KARACHI: Pakistan is fast becoming a food-insecure state due to a widening gap between the demand for wheat and other food crops and their domestic supplies but it will be wrong to put the entire blame on climate change.
Production of sufficient staple crops primarily provides food security. Wheat is the main staple crop in Pakistan. Many other countries have rice as their staple food and ensure adequate supplies through imports.
Calamities like the Covid-19 pandemic, climate-induced floods and droughts and man-made crisis like Russia-Ukraine conflict have triggered a spike in food commodity prices globally and badly impacted countries like Pakistan as they increasingly rely on imported grains. “We still measure food security through the availability of wheat crop. However, the developed world now measures it through the nutrition content in food like zinc and calcium,” said Sindh Abadgar Board Vice President Syed Mahmood Nawaz Shah while talking to The Express Tribune.
Pakistan had produced a huge surplus of wheat in planting season 2018-19 and also exported the harvest. However, it has become a net importer of the grain and several other food commodities in the past few years.
The collapse of Sudan and Somalia, who are dubbed “failed states”, is attributed mainly to food insecurity.
Pakistan has harvested a wheat crop of 26.4 million tons compared to the estimated consumption of around 29.5 million tons in the outgoing year. The deficit is being bridged through expensive imports, though the country’s foreign currency reserves are rapidly depleting. Further imports may be difficult, which puts a question mark over the country’s food security.
A much-needed improvement in cotton production through policy focus, however, can provide some cushion to the dwindling foreign currency reserves. Cotton, along with textile products made from cotton, fetches billions of dollars in exports, constituting 60% of total exports of the country.
“Pakistan’s wheat requirement is expected to reach 33 million tons by 2030. The projection has been made while considering factors like growth in the population size,” Shah said.
The new crop of wheat will start arriving in markets sometime in March-April 2023. Apart from wheat, frequent shortages of essential vegetables like onion, tomato and potato (as well as pulses) have struck Pakistan almost every year over the past several years.
Many experts cite climate change (droughts, heavy rainfall, floods, high temperature and extreme heat and cold) as a leading factor for the drop in per-acre crop yields in recent times. This year, floods have wiped out standing crops over large swathes in the country.
However, other experts believe that poor planning is the major cause of the widening gap between demand and supply of food commodities in the country.
“Policymakers are making no projections of grain demand with almost no planning to address the challenges in the agricultural sector,” Shah said. “Climate change is one big factor behind the rising food insecurity, but not the only factor,” said Sindh Agriculture University Tando Jam’s former lecturer Sono Khangharani.
“A shift in focus from agricultural policy has resulted in the poor state of farming,” he elaborated.

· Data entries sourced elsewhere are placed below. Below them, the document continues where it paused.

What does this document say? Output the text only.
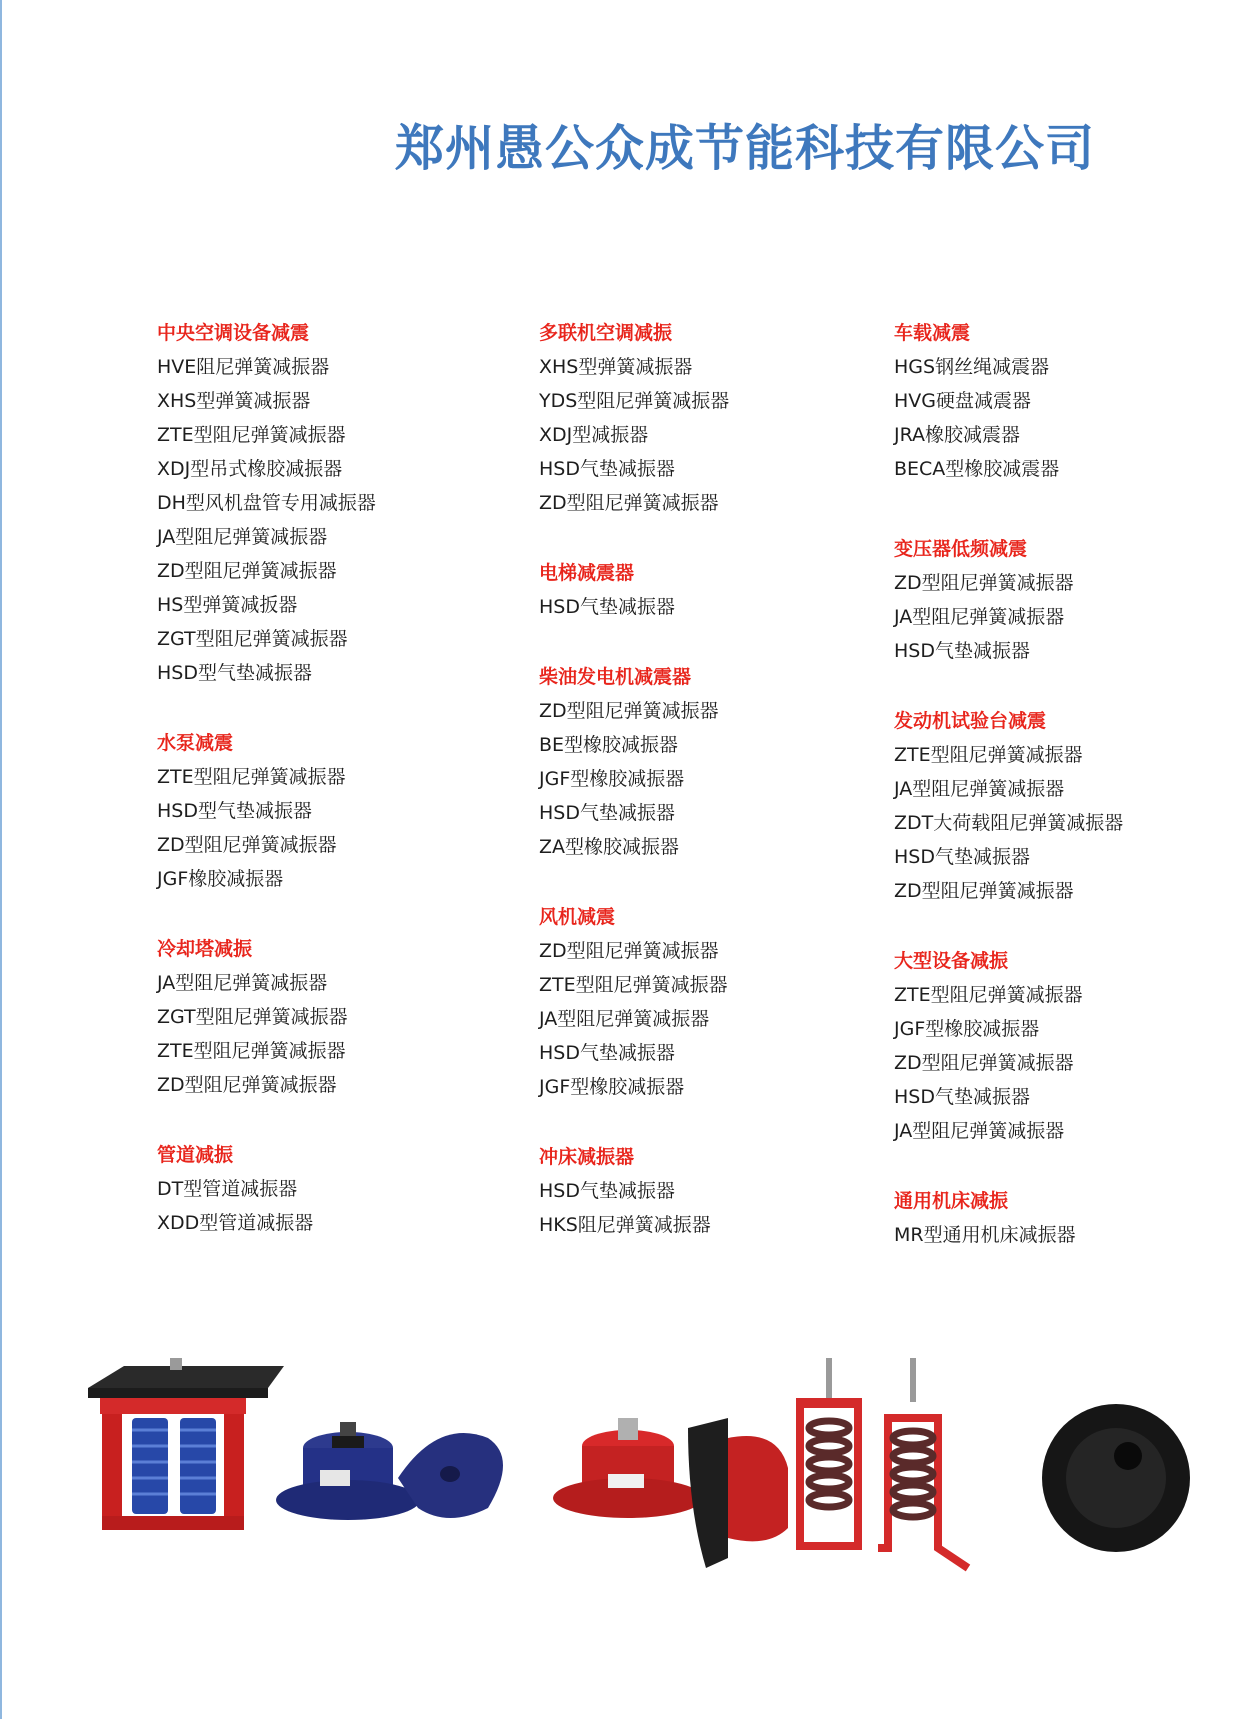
郑州愚公众成节能科技有限公司
中央空调设备减震
HVE阻尼弹簧减振器
XHS型弹簧减振器
ZTE型阻尼弹簧减振器
XDJ型吊式橡胶减振器
DH型风机盘管专用减振器
JA型阻尼弹簧减振器
ZD型阻尼弹簧减振器
HS型弹簧减扳器
ZGT型阻尼弹簧减振器
HSD型气垫减振器
水泵减震
ZTE型阻尼弹簧减振器
HSD型气垫减振器
ZD型阻尼弹簧减振器
JGF橡胶减振器
冷却塔减振
JA型阻尼弹簧减振器
ZGT型阻尼弹簧减振器
ZTE型阻尼弹簧减振器
ZD型阻尼弹簧减振器
管道减振
DT型管道减振器
XDD型管道减振器
多联机空调减振
XHS型弹簧减振器
YDS型阻尼弹簧减振器
XDJ型减振器
HSD气垫减振器
ZD型阻尼弹簧减振器
电梯减震器
HSD气垫减振器
柴油发电机减震器
ZD型阻尼弹簧减振器
BE型橡胶减振器
JGF型橡胶减振器
HSD气垫减振器
ZA型橡胶减振器
风机减震
ZD型阻尼弹簧减振器
ZTE型阻尼弹簧减振器
JA型阻尼弹簧减振器
HSD气垫减振器
JGF型橡胶减振器
冲床减振器
HSD气垫减振器
HKS阻尼弹簧减振器
车载减震
HGS钢丝绳减震器
HVG硬盘减震器
JRA橡胶减震器
BECA型橡胶减震器
变压器低频减震
ZD型阻尼弹簧减振器
JA型阻尼弹簧减振器
HSD气垫减振器
发动机试验台减震
ZTE型阻尼弹簧减振器
JA型阻尼弹簧减振器
ZDT大荷载阻尼弹簧减振器
HSD气垫减振器
ZD型阻尼弹簧减振器
大型设备减振
ZTE型阻尼弹簧减振器
JGF型橡胶减振器
ZD型阻尼弹簧减振器
HSD气垫减振器
JA型阻尼弹簧减振器
通用机床减振
MR型通用机床减振器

According to Khangharani, high inflation has also emerged as a bigger challenge than climate change that threatens food security.
“Our policymakers, agricultural scientists, environmentalists, social scientists, economic managers and civil society all should equally share the blame for the widening gap between farm output and consumer demand,” he said. This year, farmers have planted the wheat crop late because of floods. Similarly, they have delayed the cultivation of tomato, onion and chilli seeds.
“Growers have adjusted timings of crop sowing in the wake of climate change,” he said. Neighbouring India, which faces almost the same climatic conditions as Pakistan encounters, has continued to produce surplus wheat and is exporting the commodity despite being a big consumer of the grain itself.
The State Bank of Pakistan (SBP) said last week that ensuring food security was primarily linked to wheat supplies. “Policymakers have traditionally relied on price intervention and input subsidies to ensure Pakistan is food secure,” it said. However, the challenges to food security will intensify under climate change from floods, “low productivity, poor infrastructure, among other factors”.
It cited several policy options that could be considered to counter the threat of climate change. “There is a need to increase policy focus on introducing high-yielding varieties of wheat through research and development among others.”
Shah pointed out that Sindh had continued to use the outdated TD1 wheat seeds while Punjab recently de-notified it following the rust disease.
“There is a dire need to focus on planning, and research and development to improve food security,” he said. “We should decide now to plan for the next 10 to 20 years through policymaking. The change will not come tomorrow.”
Pakistan had achieved food security by becoming self-sufficient for the first time in 1970 – almost 23 years after independence in 1947. It was the outcome of three consecutive five-year plans from 1956 to 1970.